Steve, we too hope and believe B2B marketing data management will evolve into a critical new category in 2009 and beyond. I think a lot has to do with marketers realizing that lead data management is as critical as CRM investments, infact more important as a CRM with bad data is just not valuable in anyway. At ReadyContacts (http://www.readycontacts.com), we have been laser focus on this niche and I'd love to borrow your "Contact Washing Machine" name to explain a lot of what we do :-)

Tim Wilson said...

You need to be careful here, Steve. Contact data management is a balancing act, and some elements of this post start to smell a bit like you've removed your customer-centricity hat while writing it. "Standardizing title" is a good example -- sure, marketers want the title standardized, but titles are all over the map across companies. So, "standardizing" means either "make a really long list so that everyone can find a close approximation of their title" or "make a short list and let the customer pick which one most closely approximates his actual title." BOTH introduce data quality issues: the first because many people will just give up finding the best match and pick any one that might be remotely reasonable, and the latter because you're expecting your lead to have a perspective that matches yours to do that mapping. If you also make this *required* information, then you would potentially really be deluding yourself if you do data profiling on the field: "This field is 95% populated and all of the values are standardized! Our data is 'clean.'" Likewise, I've *never* had a positive user experience on a site that requires me to "look up" my company -- DUNS does not have 100% coverage, it's got hierarchies built into it, and it's a lonnnnnnnnnng list to try to get through. "Physical address" is a good one -- if the contact is US-based, then there are standards like the USPS CASS standard and online tools to standardize and validate that address...but the contact has to have the opportunity to override what the tool spits back (either as a "corrected" address or as a "we can't validate that address" error).
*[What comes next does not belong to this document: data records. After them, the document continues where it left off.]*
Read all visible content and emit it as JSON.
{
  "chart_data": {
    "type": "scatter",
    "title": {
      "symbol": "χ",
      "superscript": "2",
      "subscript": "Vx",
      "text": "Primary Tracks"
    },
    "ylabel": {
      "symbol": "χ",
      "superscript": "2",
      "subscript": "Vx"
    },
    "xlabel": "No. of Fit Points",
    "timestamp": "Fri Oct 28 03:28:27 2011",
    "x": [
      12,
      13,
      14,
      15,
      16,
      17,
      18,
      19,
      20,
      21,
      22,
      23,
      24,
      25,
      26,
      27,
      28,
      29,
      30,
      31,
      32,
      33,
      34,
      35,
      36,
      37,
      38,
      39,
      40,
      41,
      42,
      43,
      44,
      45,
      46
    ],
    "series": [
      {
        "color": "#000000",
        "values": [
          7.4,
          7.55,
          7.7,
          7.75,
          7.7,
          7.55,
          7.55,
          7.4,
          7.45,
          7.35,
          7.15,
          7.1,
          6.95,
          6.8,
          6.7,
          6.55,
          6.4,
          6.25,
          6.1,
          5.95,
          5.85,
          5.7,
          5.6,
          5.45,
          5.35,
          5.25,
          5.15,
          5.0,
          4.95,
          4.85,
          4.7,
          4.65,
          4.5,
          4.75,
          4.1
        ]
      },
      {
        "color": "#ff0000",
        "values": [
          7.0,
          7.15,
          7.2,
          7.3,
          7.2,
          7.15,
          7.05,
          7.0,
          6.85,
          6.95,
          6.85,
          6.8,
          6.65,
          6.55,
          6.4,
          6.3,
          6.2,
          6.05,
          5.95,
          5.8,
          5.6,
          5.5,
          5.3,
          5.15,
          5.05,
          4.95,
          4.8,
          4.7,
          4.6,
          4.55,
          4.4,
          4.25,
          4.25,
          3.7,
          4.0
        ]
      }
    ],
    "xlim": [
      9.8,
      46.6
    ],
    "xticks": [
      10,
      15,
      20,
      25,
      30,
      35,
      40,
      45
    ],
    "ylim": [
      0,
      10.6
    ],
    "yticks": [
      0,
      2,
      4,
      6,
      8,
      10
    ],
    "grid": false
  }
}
All of that being said, I 100% agree that as much cleansing at the point of entry should be included. But, it's also critical to realize this isn't black and white -- "getting the cleanest possible data" HAS to be weighed against "promoting a positive user experience."

Steven Woods said...

Tim,
Great points and I should actually have clarified some more options for those more difficult situations like title. Depending on situation, an option that can work well is (a) free form text on the web form for the optimal user experience, (b) secondary fields within the marketing platform for "normalized title level" and "normalized role", (c) the data normalization on incoming data touchpoints filters the free-form data into normalized fields, while leaving the free-form text in place, and (d) rules such as lead scoring, routing, and personalization can be built on the normalized fields.

Long winded, but hopefully that clarifies a bit more about the execution of the inline data management.

Is that more in line with what you have seen working Tim?

Tim Wilson said...

Hah! I wish I really had "the answer" on that one. I've seen the extremes on both ends (forcing the user to do much translation all the way to letting it be totally freeform), and my suspicion is both wind up being worse than a middle ground. What you're proposing...is pretty intriguing. It seems like a bit of cleverness and a tool that can do parsing and thesaurus-management (I don't know if that would be a data cleansing tool like Trillium...or more of a taxonomy/search tool like Endeca -- leaning towards the latter) would be what's really needed. BUT...interesting possibilities: minimal freeform-type text, combined with some more solid selectable fields, run that through a mapping engine, and then generate a welcome e-mail that tries to play back what you "know" about the user (and provides content that would be relevant to him/her) and asking them to confirm/tune their profile. Oh...to dream...!

Arunav said...

Thats really great. data cleansing and extracting meaningful information is one of the greatest challenge faced today. Check out the free tool Google refine from google.